MADS27 antibodies can be powerful tools for investigating transcription factor complexes through the following methodological approaches:

• Co-immunoprecipitation (Co-IP):

  • Use anti-MADS27 antibodies to pull down MADS27 protein complexes from plant nuclear extracts

  • Identify interacting partners through mass spectrometry analysis

  • Verify specific interactions with candidate proteins by western blotting

  • Compare protein interactions under different conditions (control vs. nitrogen or salt stress)

• Chromatin immunoprecipitation followed by sequencing (ChIP-seq):

  • Apply ChIP protocols using MADS27 antibodies to identify genome-wide binding sites

  • Analyze enriched DNA sequences for common motifs beyond the canonical CArG boxes

  • Compare binding profiles under different environmental conditions

  • Integrate with transcriptome data to correlate binding with gene expression changes

• Proximity-dependent labeling:

  • Create fusion proteins of MADS27 with enzymes like BioID or APEX2

  • Use antibodies to immunoprecipitate the fusion protein and identify proximal proteins

  • This approach can capture both stable and transient interactions in the native cellular environment

• Sequential ChIP (Re-ChIP):

  • Perform sequential immunoprecipitations using MADS27 antibodies followed by antibodies against suspected partner proteins

  • This approach can identify genomic loci bound by specific transcription factor complexes

  • Based on known MADS-box protein dimerization, this could reveal regulatory mechanisms

• Combination with proteomics:

  • Use antibodies to purify MADS27 complexes under different stress conditions

  • Compare complex composition through differential proteomics

  • Identify post-translational modifications that may regulate complex formation

What are the emerging applications of MADS27 antibodies in agricultural research?

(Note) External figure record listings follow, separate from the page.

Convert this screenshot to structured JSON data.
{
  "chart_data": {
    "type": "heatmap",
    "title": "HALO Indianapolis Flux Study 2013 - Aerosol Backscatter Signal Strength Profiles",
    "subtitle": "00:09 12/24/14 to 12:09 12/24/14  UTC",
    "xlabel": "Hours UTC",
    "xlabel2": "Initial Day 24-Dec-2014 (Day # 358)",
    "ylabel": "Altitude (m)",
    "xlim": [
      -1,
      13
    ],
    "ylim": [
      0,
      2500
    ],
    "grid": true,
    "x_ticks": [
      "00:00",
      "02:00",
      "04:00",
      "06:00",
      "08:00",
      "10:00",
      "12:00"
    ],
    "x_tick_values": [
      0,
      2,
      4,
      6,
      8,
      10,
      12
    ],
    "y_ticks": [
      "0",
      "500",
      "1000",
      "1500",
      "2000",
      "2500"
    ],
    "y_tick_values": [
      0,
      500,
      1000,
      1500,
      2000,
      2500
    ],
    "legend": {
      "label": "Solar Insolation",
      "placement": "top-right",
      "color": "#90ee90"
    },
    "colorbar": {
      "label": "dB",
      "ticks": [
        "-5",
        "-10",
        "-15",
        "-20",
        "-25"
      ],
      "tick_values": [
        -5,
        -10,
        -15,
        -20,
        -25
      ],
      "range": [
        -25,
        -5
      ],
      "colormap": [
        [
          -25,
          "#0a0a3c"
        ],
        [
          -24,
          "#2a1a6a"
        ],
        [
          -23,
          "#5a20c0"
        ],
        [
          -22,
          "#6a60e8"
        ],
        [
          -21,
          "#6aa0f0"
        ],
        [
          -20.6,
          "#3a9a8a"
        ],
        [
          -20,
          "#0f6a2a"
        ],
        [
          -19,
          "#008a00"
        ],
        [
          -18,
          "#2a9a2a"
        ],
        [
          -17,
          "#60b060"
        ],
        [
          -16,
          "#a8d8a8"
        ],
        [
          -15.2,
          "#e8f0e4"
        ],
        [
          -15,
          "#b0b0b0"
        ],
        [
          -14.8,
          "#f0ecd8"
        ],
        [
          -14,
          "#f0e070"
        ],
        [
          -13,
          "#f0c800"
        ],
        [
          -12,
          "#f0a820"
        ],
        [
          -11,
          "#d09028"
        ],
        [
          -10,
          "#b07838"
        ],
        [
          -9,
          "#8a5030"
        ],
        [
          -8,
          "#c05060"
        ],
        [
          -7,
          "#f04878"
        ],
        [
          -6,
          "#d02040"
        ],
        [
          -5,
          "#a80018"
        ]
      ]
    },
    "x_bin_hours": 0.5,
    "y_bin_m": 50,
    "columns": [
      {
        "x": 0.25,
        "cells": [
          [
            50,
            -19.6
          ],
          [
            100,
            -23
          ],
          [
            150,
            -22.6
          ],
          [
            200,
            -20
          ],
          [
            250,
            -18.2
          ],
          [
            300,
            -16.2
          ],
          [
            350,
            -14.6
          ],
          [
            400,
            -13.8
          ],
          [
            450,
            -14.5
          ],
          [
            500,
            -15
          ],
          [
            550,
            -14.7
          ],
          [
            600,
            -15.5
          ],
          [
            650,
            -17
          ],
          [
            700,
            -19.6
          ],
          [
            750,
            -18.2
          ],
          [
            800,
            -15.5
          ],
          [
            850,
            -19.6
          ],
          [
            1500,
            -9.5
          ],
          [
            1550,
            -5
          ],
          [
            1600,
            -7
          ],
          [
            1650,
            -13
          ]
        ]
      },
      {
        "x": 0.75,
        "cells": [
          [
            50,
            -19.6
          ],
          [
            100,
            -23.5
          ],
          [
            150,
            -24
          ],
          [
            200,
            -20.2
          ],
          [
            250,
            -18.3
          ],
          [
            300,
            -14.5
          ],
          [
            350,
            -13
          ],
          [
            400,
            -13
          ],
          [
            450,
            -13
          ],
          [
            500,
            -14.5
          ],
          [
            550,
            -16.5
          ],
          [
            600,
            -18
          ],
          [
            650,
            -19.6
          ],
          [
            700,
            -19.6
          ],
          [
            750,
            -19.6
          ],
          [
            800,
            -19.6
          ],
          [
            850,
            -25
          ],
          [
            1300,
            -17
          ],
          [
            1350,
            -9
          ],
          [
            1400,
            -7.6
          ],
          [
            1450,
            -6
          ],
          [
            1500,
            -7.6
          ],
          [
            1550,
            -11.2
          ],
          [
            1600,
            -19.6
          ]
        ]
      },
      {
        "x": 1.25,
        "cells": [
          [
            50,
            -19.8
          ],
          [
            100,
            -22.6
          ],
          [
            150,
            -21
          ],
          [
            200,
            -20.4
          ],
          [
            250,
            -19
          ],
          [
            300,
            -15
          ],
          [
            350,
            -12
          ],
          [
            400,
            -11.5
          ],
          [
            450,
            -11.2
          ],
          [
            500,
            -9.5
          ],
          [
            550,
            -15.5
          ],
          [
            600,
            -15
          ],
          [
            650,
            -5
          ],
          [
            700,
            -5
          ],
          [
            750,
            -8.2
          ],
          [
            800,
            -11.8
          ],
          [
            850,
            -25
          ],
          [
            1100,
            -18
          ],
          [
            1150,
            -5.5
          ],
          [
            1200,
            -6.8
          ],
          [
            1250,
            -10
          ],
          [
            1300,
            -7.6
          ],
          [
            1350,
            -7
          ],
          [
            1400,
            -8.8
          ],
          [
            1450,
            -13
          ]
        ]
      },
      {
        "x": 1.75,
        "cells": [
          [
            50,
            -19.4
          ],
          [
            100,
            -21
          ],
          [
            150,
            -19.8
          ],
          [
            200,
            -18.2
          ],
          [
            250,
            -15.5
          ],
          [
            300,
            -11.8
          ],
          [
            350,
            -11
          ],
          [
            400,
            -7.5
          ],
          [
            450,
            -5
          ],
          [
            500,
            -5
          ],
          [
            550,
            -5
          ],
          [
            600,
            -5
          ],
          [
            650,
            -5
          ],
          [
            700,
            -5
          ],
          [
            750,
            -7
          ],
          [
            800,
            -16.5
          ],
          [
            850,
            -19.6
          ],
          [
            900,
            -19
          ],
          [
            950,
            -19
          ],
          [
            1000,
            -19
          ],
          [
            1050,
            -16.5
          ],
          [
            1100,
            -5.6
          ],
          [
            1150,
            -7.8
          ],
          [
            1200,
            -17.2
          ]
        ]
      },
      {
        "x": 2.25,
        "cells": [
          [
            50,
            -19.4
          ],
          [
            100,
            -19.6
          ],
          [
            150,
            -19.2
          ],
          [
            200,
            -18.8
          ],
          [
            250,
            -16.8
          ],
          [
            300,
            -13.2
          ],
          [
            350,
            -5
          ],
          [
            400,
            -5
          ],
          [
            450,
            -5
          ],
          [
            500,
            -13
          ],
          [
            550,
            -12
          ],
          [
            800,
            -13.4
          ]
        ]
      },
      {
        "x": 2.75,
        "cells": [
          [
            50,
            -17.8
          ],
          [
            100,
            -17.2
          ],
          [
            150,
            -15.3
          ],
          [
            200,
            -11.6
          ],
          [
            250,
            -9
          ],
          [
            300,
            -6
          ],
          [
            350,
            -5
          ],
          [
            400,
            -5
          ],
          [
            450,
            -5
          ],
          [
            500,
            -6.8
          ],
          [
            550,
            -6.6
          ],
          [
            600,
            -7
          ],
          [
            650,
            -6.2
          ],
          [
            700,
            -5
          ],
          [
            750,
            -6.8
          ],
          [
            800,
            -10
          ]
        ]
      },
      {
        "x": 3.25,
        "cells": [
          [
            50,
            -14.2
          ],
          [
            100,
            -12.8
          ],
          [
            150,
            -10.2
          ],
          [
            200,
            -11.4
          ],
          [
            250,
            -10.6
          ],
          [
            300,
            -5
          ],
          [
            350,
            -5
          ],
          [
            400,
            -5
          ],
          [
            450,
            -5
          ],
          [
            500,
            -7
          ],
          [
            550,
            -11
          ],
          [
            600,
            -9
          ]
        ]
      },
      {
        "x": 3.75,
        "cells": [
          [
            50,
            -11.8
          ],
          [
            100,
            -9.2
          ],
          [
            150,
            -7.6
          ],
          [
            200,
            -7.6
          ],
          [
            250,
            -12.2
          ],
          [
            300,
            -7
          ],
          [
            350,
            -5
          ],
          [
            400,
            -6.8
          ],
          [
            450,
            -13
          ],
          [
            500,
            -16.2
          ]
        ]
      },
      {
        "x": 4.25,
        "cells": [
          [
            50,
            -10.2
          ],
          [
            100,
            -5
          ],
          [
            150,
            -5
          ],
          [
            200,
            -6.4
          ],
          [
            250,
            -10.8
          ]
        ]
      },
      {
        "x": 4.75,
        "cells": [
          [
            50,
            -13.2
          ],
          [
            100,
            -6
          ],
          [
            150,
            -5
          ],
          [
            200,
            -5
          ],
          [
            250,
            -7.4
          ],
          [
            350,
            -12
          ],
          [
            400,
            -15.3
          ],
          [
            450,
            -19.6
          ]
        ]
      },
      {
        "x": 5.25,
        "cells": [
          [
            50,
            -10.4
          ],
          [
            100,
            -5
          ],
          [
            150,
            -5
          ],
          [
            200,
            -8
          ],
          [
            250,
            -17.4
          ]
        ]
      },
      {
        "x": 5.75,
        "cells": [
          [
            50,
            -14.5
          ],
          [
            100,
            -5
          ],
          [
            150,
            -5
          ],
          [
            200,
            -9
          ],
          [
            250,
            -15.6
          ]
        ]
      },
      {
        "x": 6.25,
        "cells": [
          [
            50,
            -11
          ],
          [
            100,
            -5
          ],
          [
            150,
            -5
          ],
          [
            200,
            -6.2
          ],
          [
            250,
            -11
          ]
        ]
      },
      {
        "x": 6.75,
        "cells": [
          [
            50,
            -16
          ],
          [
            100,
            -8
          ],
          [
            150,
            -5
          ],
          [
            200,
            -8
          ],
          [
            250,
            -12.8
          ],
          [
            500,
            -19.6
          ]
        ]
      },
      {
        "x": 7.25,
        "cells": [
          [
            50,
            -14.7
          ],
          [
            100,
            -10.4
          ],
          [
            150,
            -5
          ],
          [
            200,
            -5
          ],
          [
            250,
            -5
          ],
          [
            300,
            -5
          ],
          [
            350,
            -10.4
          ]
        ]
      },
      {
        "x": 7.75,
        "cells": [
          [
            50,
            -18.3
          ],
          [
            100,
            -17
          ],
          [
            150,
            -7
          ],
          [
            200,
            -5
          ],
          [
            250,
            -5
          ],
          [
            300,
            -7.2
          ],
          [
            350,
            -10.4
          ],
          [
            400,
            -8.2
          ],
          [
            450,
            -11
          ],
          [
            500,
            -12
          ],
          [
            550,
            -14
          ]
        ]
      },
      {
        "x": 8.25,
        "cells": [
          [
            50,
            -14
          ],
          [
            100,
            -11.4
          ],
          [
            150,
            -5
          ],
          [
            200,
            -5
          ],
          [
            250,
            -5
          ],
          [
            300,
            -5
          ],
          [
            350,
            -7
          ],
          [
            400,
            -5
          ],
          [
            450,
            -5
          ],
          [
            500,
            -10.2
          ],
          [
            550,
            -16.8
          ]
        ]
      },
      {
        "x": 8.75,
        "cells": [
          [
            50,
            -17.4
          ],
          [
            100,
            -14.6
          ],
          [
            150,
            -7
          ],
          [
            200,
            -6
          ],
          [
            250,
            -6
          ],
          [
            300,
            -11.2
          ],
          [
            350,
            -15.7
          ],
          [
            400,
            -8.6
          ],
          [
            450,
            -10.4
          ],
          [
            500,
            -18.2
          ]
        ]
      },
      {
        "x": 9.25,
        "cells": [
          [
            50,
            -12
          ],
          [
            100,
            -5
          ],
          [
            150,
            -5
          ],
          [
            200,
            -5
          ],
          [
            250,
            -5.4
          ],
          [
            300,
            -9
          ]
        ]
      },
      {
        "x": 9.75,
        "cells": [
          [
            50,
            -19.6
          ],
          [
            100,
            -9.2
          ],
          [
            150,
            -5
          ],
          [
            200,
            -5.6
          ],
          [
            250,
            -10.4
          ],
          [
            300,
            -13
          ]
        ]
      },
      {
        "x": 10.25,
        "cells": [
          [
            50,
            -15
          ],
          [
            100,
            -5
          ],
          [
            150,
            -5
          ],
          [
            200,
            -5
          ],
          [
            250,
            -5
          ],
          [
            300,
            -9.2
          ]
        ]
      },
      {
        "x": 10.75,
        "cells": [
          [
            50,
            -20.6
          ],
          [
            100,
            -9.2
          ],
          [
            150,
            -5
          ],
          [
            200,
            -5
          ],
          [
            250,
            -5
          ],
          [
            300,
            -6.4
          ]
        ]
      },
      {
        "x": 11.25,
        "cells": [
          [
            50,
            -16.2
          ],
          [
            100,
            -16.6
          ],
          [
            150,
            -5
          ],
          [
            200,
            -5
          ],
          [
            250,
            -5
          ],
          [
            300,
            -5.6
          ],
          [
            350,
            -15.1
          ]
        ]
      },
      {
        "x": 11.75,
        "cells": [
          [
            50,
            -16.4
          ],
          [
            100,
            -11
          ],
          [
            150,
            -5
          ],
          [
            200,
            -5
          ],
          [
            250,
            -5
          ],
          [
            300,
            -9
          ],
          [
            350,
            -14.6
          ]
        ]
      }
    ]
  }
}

MADS27 antibodies are becoming increasingly valuable in agricultural research applications:

• Crop improvement programs:

  • Screen breeding lines for MADS27 protein expression levels as a potential marker for enhanced salt tolerance

  • Monitor MADS27 protein levels in response to different nitrogen fertilization regimes to optimize fertilizer application

  • Evaluate MADS27 expression in different rice varieties to correlate with stress tolerance traits

• Gene editing validation:

  • Verify protein-level changes in CRISPR/Cas9-edited lines targeting MADS27 or its regulatory elements

  • Compare protein expression between wild-type and edited plants under various environmental conditions

• Functional studies of natural variants:

  • Use antibodies to assess protein expression levels of different natural MADS27 alleles

  • Correlate protein expression with phenotypic differences in stress tolerance

• Environmental response monitoring:

  • Develop high-throughput ELISA-based screening methods to assess MADS27 protein levels as biomarkers for nitrogen status or salt stress

  • Monitor temporal changes in MADS27 expression during stress conditions in field trials

• Translational research:

  • Apply knowledge from rice MADS27 to identify and characterize orthologous proteins in other important crops

  • Use antibodies to compare regulation and function across species to identify conserved stress response mechanisms

This research directly contributes to developing crops with enhanced nutrient use efficiency and stress tolerance, addressing critical challenges in sustainable agriculture.